Cleveland Clinic doctors tracking virus mutations
Posted at 5:09 PM, Nov 29, 2021
and last updated 2021-11-29 18:54:23-05

CLEVELAND — On Monday, President Joe Biden addressed the country about the newly identified variant of the COVID-19 virus. First found by doctors and scientists in South Africa, the World Health Organization (WHO) called this variant "omicron." It has been found in several southern African countries, South Africa, Portugal, Spain, Canada and other areas.

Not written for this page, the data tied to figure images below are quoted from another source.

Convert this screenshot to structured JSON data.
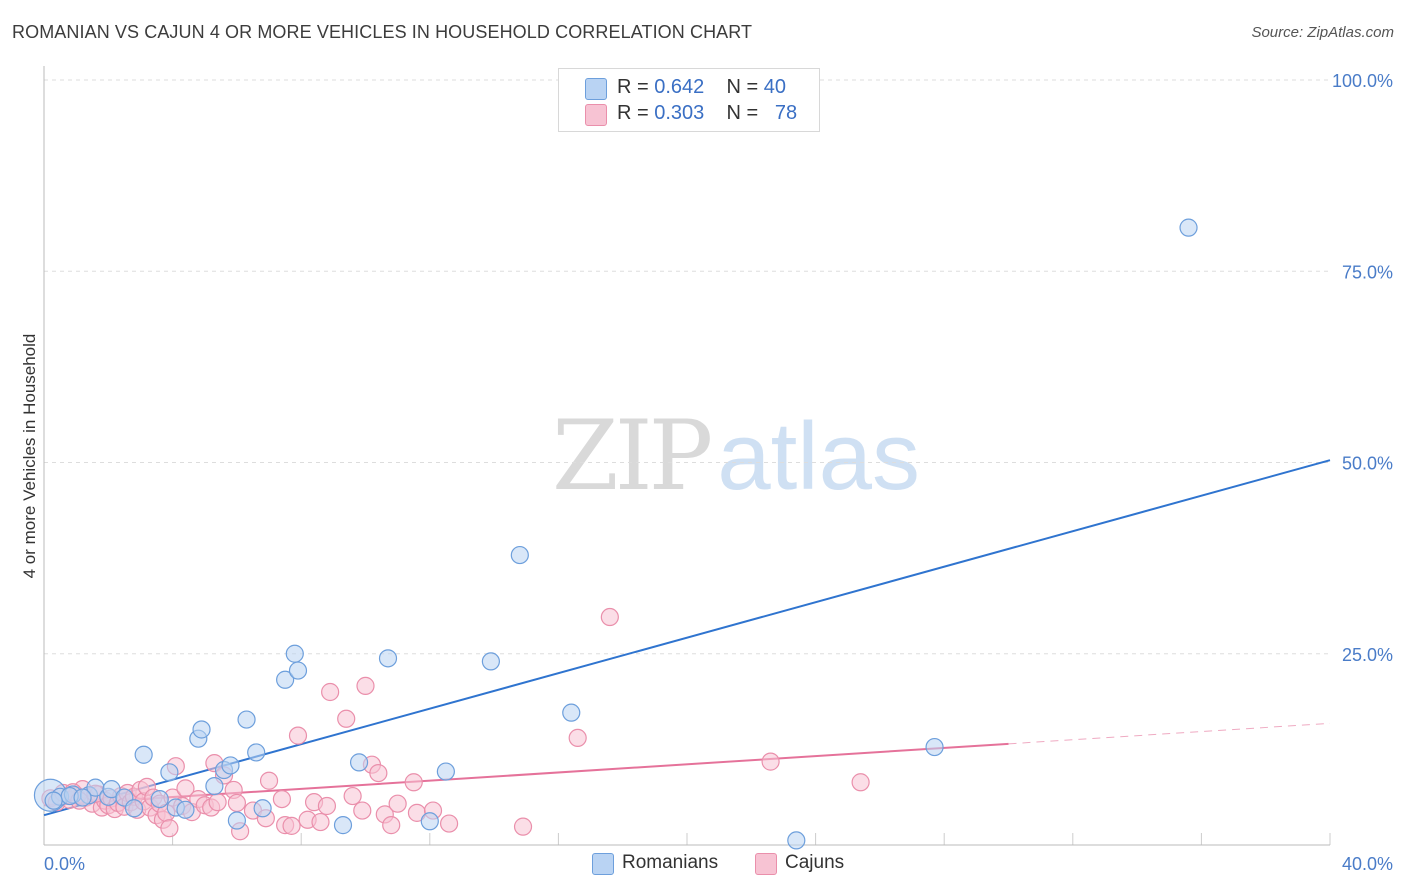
{
  "header": {
    "title": "ROMANIAN VS CAJUN 4 OR MORE VEHICLES IN HOUSEHOLD CORRELATION CHART",
    "source": "Source: ZipAtlas.com"
  },
  "watermark": {
    "zip": "ZIP",
    "atlas": "atlas"
  },
  "legend_top": {
    "rows": [
      {
        "r_label": "R = ",
        "r_value": "0.642",
        "n_label": "N = ",
        "n_value": "40"
      },
      {
        "r_label": "R = ",
        "r_value": "0.303",
        "n_label": "N = ",
        "n_value": "78"
      }
    ]
  },
  "legend_bottom": {
    "items": [
      "Romanians",
      "Cajuns"
    ]
  },
  "colors": {
    "romanians_fill": "#b9d3f3",
    "romanians_stroke": "#6d9fdc",
    "romanians_line": "#2f74cf",
    "cajuns_fill": "#f7c3d3",
    "cajuns_stroke": "#ea8fab",
    "cajuns_line": "#e5729a",
    "grid": "#dddddd",
    "tick": "#4a7cc8"
  },
  "chart_data": {
    "type": "scatter",
    "title": "ROMANIAN VS CAJUN 4 OR MORE VEHICLES IN HOUSEHOLD CORRELATION CHART",
    "xlabel": "",
    "ylabel": "4 or more Vehicles in Household",
    "xlim": [
      0,
      40
    ],
    "ylim": [
      0,
      105
    ],
    "x_tick_labels": [
      {
        "value": 0,
        "label": "0.0%"
      },
      {
        "value": 40,
        "label": "40.0%"
      }
    ],
    "y_tick_labels": [
      {
        "value": 25,
        "label": "25.0%"
      },
      {
        "value": 50,
        "label": "50.0%"
      },
      {
        "value": 75,
        "label": "75.0%"
      },
      {
        "value": 100,
        "label": "100.0%"
      }
    ],
    "x_gridlines": [
      0,
      4,
      8,
      12,
      16,
      20,
      24,
      28,
      32,
      36,
      40
    ],
    "y_gridlines": [
      25,
      50,
      75,
      100
    ],
    "grid": true,
    "legend": "top-center",
    "series": [
      {
        "name": "Romanians",
        "R": 0.642,
        "N": 40,
        "trend": {
          "x": [
            0,
            40
          ],
          "y": [
            3.9,
            50.3
          ],
          "dashed_from": null
        },
        "points": [
          {
            "x": 0.2,
            "y": 6.5,
            "big": true
          },
          {
            "x": 0.5,
            "y": 6.3
          },
          {
            "x": 0.9,
            "y": 6.6
          },
          {
            "x": 1.4,
            "y": 6.5
          },
          {
            "x": 1.6,
            "y": 7.5
          },
          {
            "x": 2.0,
            "y": 6.3
          },
          {
            "x": 2.1,
            "y": 7.3
          },
          {
            "x": 2.5,
            "y": 6.2
          },
          {
            "x": 2.8,
            "y": 4.8
          },
          {
            "x": 3.1,
            "y": 11.8
          },
          {
            "x": 3.6,
            "y": 6.0
          },
          {
            "x": 3.9,
            "y": 9.5
          },
          {
            "x": 4.1,
            "y": 4.9
          },
          {
            "x": 4.4,
            "y": 4.6
          },
          {
            "x": 4.8,
            "y": 13.9
          },
          {
            "x": 4.9,
            "y": 15.1
          },
          {
            "x": 5.3,
            "y": 7.7
          },
          {
            "x": 5.6,
            "y": 9.8
          },
          {
            "x": 5.8,
            "y": 10.4
          },
          {
            "x": 6.0,
            "y": 3.2
          },
          {
            "x": 6.3,
            "y": 16.4
          },
          {
            "x": 6.6,
            "y": 12.1
          },
          {
            "x": 6.8,
            "y": 4.8
          },
          {
            "x": 7.5,
            "y": 21.6
          },
          {
            "x": 7.8,
            "y": 25.0
          },
          {
            "x": 7.9,
            "y": 22.8
          },
          {
            "x": 9.3,
            "y": 2.6
          },
          {
            "x": 9.8,
            "y": 10.8
          },
          {
            "x": 10.7,
            "y": 24.4
          },
          {
            "x": 12.0,
            "y": 3.1
          },
          {
            "x": 12.5,
            "y": 9.6
          },
          {
            "x": 13.9,
            "y": 24.0
          },
          {
            "x": 14.8,
            "y": 37.9
          },
          {
            "x": 16.4,
            "y": 17.3
          },
          {
            "x": 23.4,
            "y": 0.6
          },
          {
            "x": 27.7,
            "y": 12.8
          },
          {
            "x": 35.6,
            "y": 80.7
          },
          {
            "x": 0.8,
            "y": 6.4
          },
          {
            "x": 1.2,
            "y": 6.2
          },
          {
            "x": 0.3,
            "y": 5.8
          }
        ]
      },
      {
        "name": "Cajuns",
        "R": 0.303,
        "N": 78,
        "trend": {
          "x": [
            0,
            40
          ],
          "y": [
            5.2,
            15.9
          ],
          "dashed_from": 30.0
        },
        "points": [
          {
            "x": 0.2,
            "y": 6.1
          },
          {
            "x": 0.4,
            "y": 5.6
          },
          {
            "x": 0.6,
            "y": 6.8
          },
          {
            "x": 0.8,
            "y": 5.9
          },
          {
            "x": 1.0,
            "y": 6.5
          },
          {
            "x": 1.2,
            "y": 7.3
          },
          {
            "x": 1.3,
            "y": 6.2
          },
          {
            "x": 1.5,
            "y": 5.4
          },
          {
            "x": 1.7,
            "y": 6.6
          },
          {
            "x": 1.8,
            "y": 4.9
          },
          {
            "x": 1.9,
            "y": 5.8
          },
          {
            "x": 2.0,
            "y": 5.2
          },
          {
            "x": 2.1,
            "y": 6.1
          },
          {
            "x": 2.2,
            "y": 4.7
          },
          {
            "x": 2.3,
            "y": 5.5
          },
          {
            "x": 2.4,
            "y": 6.4
          },
          {
            "x": 2.5,
            "y": 5.0
          },
          {
            "x": 2.6,
            "y": 6.8
          },
          {
            "x": 2.7,
            "y": 5.6
          },
          {
            "x": 2.8,
            "y": 6.3
          },
          {
            "x": 2.9,
            "y": 4.6
          },
          {
            "x": 3.0,
            "y": 7.2
          },
          {
            "x": 3.1,
            "y": 5.7
          },
          {
            "x": 3.2,
            "y": 7.6
          },
          {
            "x": 3.3,
            "y": 4.9
          },
          {
            "x": 3.4,
            "y": 6.2
          },
          {
            "x": 3.5,
            "y": 3.9
          },
          {
            "x": 3.6,
            "y": 5.4
          },
          {
            "x": 3.7,
            "y": 3.3
          },
          {
            "x": 3.8,
            "y": 4.2
          },
          {
            "x": 3.9,
            "y": 2.2
          },
          {
            "x": 4.0,
            "y": 6.2
          },
          {
            "x": 4.1,
            "y": 10.3
          },
          {
            "x": 4.3,
            "y": 5.1
          },
          {
            "x": 4.4,
            "y": 7.4
          },
          {
            "x": 4.6,
            "y": 4.3
          },
          {
            "x": 4.8,
            "y": 6.0
          },
          {
            "x": 5.0,
            "y": 5.2
          },
          {
            "x": 5.2,
            "y": 4.9
          },
          {
            "x": 5.3,
            "y": 10.7
          },
          {
            "x": 5.4,
            "y": 5.6
          },
          {
            "x": 5.6,
            "y": 9.1
          },
          {
            "x": 5.9,
            "y": 7.2
          },
          {
            "x": 6.0,
            "y": 5.5
          },
          {
            "x": 6.1,
            "y": 1.8
          },
          {
            "x": 6.5,
            "y": 4.5
          },
          {
            "x": 6.9,
            "y": 3.5
          },
          {
            "x": 7.0,
            "y": 8.4
          },
          {
            "x": 7.4,
            "y": 6.0
          },
          {
            "x": 7.5,
            "y": 2.6
          },
          {
            "x": 7.7,
            "y": 2.5
          },
          {
            "x": 7.9,
            "y": 14.3
          },
          {
            "x": 8.2,
            "y": 3.3
          },
          {
            "x": 8.4,
            "y": 5.6
          },
          {
            "x": 8.6,
            "y": 3.0
          },
          {
            "x": 8.8,
            "y": 5.1
          },
          {
            "x": 8.9,
            "y": 20.0
          },
          {
            "x": 9.4,
            "y": 16.5
          },
          {
            "x": 9.6,
            "y": 6.4
          },
          {
            "x": 9.9,
            "y": 4.5
          },
          {
            "x": 10.0,
            "y": 20.8
          },
          {
            "x": 10.2,
            "y": 10.5
          },
          {
            "x": 10.4,
            "y": 9.4
          },
          {
            "x": 10.6,
            "y": 4.0
          },
          {
            "x": 10.8,
            "y": 2.6
          },
          {
            "x": 11.0,
            "y": 5.4
          },
          {
            "x": 11.5,
            "y": 8.2
          },
          {
            "x": 11.6,
            "y": 4.2
          },
          {
            "x": 12.1,
            "y": 4.5
          },
          {
            "x": 12.6,
            "y": 2.8
          },
          {
            "x": 14.9,
            "y": 2.4
          },
          {
            "x": 16.6,
            "y": 14.0
          },
          {
            "x": 17.6,
            "y": 29.8
          },
          {
            "x": 22.6,
            "y": 10.9
          },
          {
            "x": 25.4,
            "y": 8.2
          },
          {
            "x": 0.9,
            "y": 6.9
          },
          {
            "x": 1.1,
            "y": 5.8
          },
          {
            "x": 1.6,
            "y": 6.7
          }
        ]
      }
    ]
  }
}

"This variant is a cause for concern, not a cause for panic," Biden said in his address.

Throughout the pandemic, physicians at the Cleveland Clinic have been working to learn more about how the deadly virus mutates. Dr. Daniel Rhoads is the section head of microbiology at the clinic.

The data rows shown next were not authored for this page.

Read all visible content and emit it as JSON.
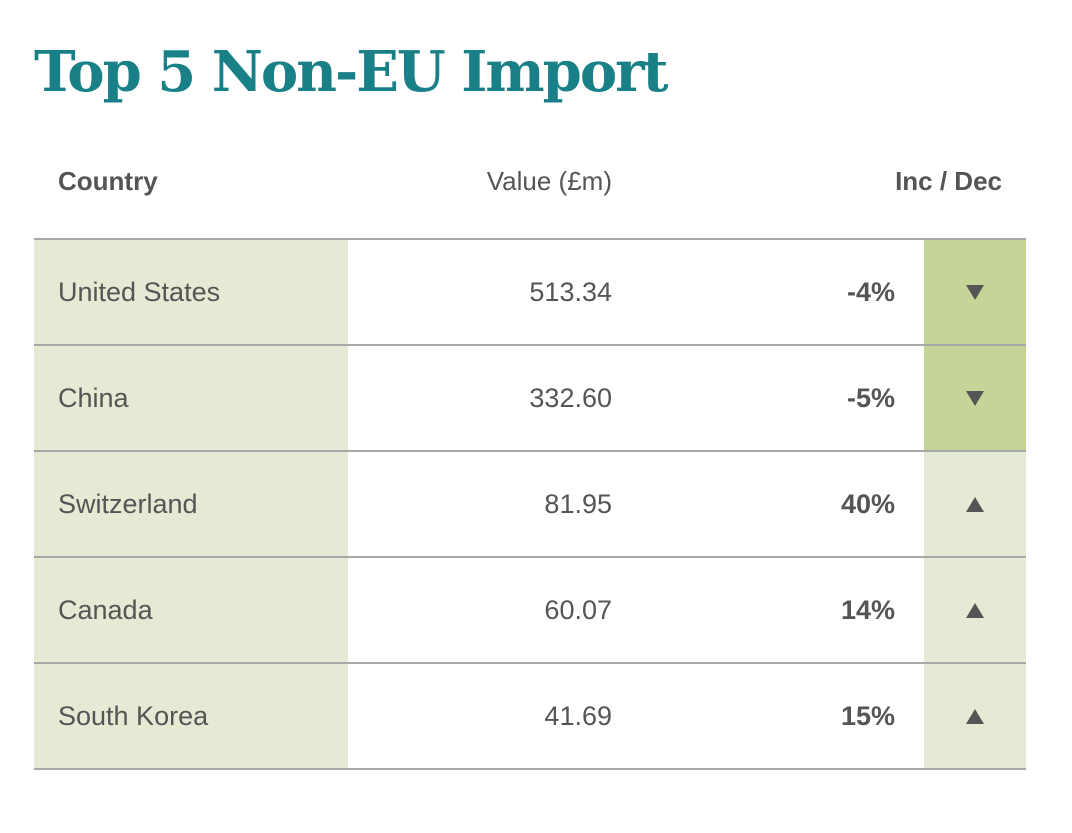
{
  "title": "Top 5 Non-EU Import",
  "headers": {
    "country": "Country",
    "value": "Value (£m)",
    "change": "Inc / Dec"
  },
  "colors": {
    "title": "#1a8088",
    "light_green": "#e4ead3",
    "dark_green": "#c5d597",
    "text": "#555555"
  },
  "chart_data": {
    "type": "table",
    "title": "Top 5 Non-EU Import",
    "columns": [
      "Country",
      "Value (£m)",
      "Inc / Dec"
    ],
    "rows": [
      {
        "country": "United States",
        "value": "513.34",
        "change": "-4%",
        "direction": "down"
      },
      {
        "country": "China",
        "value": "332.60",
        "change": "-5%",
        "direction": "down"
      },
      {
        "country": "Switzerland",
        "value": "81.95",
        "change": "40%",
        "direction": "up"
      },
      {
        "country": "Canada",
        "value": "60.07",
        "change": "14%",
        "direction": "up"
      },
      {
        "country": "South Korea",
        "value": "41.69",
        "change": "15%",
        "direction": "up"
      }
    ]
  }
}
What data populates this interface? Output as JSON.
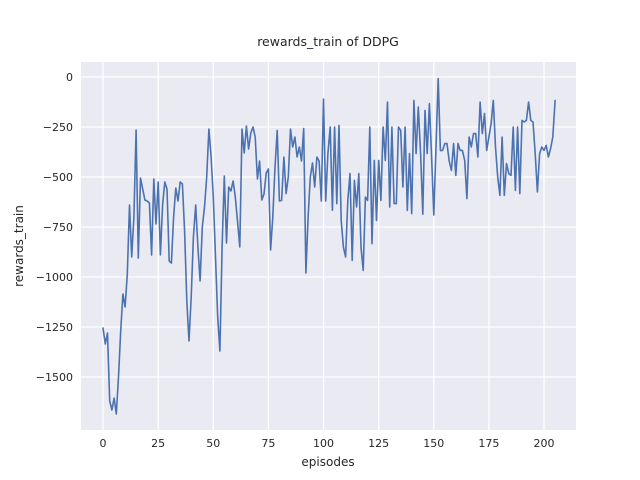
{
  "chart_data": {
    "type": "line",
    "title": "rewards_train of DDPG",
    "xlabel": "episodes",
    "ylabel": "rewards_train",
    "legend_position": "none",
    "grid": true,
    "style": "seaborn-darkgrid",
    "line_color": "#4c72b0",
    "axes_background": "#eaeaf2",
    "grid_color": "#ffffff",
    "text_color": "#262626",
    "figure_background": "#ffffff",
    "xlim": [
      -10,
      214.5
    ],
    "ylim": [
      -1765,
      75
    ],
    "xticks": [
      0,
      25,
      50,
      75,
      100,
      125,
      150,
      175,
      200
    ],
    "yticks": [
      0,
      -250,
      -500,
      -750,
      -1000,
      -1250,
      -1500
    ],
    "x_start": 0,
    "x_step": 1,
    "values": [
      -1255,
      -1335,
      -1280,
      -1620,
      -1665,
      -1605,
      -1685,
      -1500,
      -1270,
      -1085,
      -1150,
      -985,
      -640,
      -900,
      -700,
      -265,
      -905,
      -505,
      -560,
      -615,
      -620,
      -630,
      -890,
      -510,
      -735,
      -525,
      -890,
      -640,
      -525,
      -560,
      -920,
      -930,
      -700,
      -555,
      -620,
      -525,
      -535,
      -770,
      -1120,
      -1320,
      -1100,
      -800,
      -640,
      -850,
      -1020,
      -750,
      -650,
      -500,
      -260,
      -400,
      -600,
      -900,
      -1200,
      -1370,
      -850,
      -495,
      -830,
      -550,
      -570,
      -520,
      -600,
      -720,
      -850,
      -260,
      -380,
      -245,
      -360,
      -280,
      -250,
      -300,
      -510,
      -420,
      -615,
      -585,
      -480,
      -460,
      -865,
      -700,
      -450,
      -267,
      -620,
      -617,
      -400,
      -583,
      -500,
      -260,
      -350,
      -300,
      -400,
      -350,
      -420,
      -258,
      -980,
      -700,
      -500,
      -430,
      -550,
      -400,
      -420,
      -620,
      -110,
      -620,
      -383,
      -250,
      -666,
      -250,
      -633,
      -242,
      -717,
      -850,
      -900,
      -617,
      -483,
      -917,
      -517,
      -650,
      -483,
      -850,
      -967,
      -600,
      -617,
      -250,
      -833,
      -417,
      -717,
      -417,
      -617,
      -250,
      -417,
      -125,
      -650,
      -250,
      -633,
      -633,
      -250,
      -267,
      -550,
      -250,
      -667,
      -383,
      -683,
      -117,
      -383,
      -150,
      -383,
      -686,
      -167,
      -383,
      -133,
      -400,
      -690,
      -350,
      -8,
      -368,
      -367,
      -333,
      -333,
      -420,
      -467,
      -333,
      -492,
      -333,
      -367,
      -367,
      -417,
      -608,
      -300,
      -350,
      -283,
      -283,
      -400,
      -125,
      -283,
      -183,
      -367,
      -300,
      -233,
      -117,
      -350,
      -500,
      -592,
      -300,
      -592,
      -433,
      -483,
      -492,
      -250,
      -567,
      -250,
      -583,
      -217,
      -225,
      -217,
      -125,
      -217,
      -225,
      -383,
      -575,
      -383,
      -350,
      -367,
      -342,
      -400,
      -358,
      -300,
      -117
    ]
  }
}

"It's challenging because there are more unknowns than knowns right now and everybody wants answers," Rhoads said.

Learning more about the omicron variant is part of Rhoad's job, so when researchers in South Africa found it he started asking questions about what the impact of the variant would be.

"Almost everything is delta so I start to wonder how well is this going to be able to compete in the population compared to delta," he said.

That quandary is one many doctors and scientists have with the emergence of the new variant. What science leaders do know about omicron is making world leaders take big action.

Biden issued a travel restriction to eight countries including South Africa. In his address to the nation, Biden defended his move saying the reason for the restriction was two-fold. One was to allow the U.S. to come up with a response to the new variant and the other was for countries to get citizens immunized.

Part of the focus on omicron is how many spike proteins the variant has compared to already identified mutations.

This will be a test of the already produced vaccines, Rhoads said, but that hasn't stopped science leaders from supporting the immunization options available as a first line of defense.

"Dr. [Anthony] Fauci is with me today," Biden said. "And our medical team -- and [they] believe that the vaccines will continue to provide a degree of protection against severe disease."

Early laboratory data could be ready within weeks, however, Rhoads said, "I think it will take much longer to sort out in vivo, right, in people, how well everything is working because this variant is just emerging now."

So far, the omicron variant has not been detected in the U.S. but with how this virus moves, leaders expect it will show up.

Biden said, America will “face this new threat just as we’ve faced those that have come before it.”

Separately, the Centers for Disease Control and Prevention broadened its recommendation for COVID-19 booster shots to include all adults because of the new variant. The agency had previously approved boosters for all adults, but only recommended them for those 50 years and older or living in long-term care settings.

“Everyone ages 18 and older should get a booster shot either when they are six months after their initial Pfizer or Moderna series or two months after their initial J&J vaccine,” CDC Director Dr. Rochelle Walensky said in a statement.

The Associated Press contributed to this article.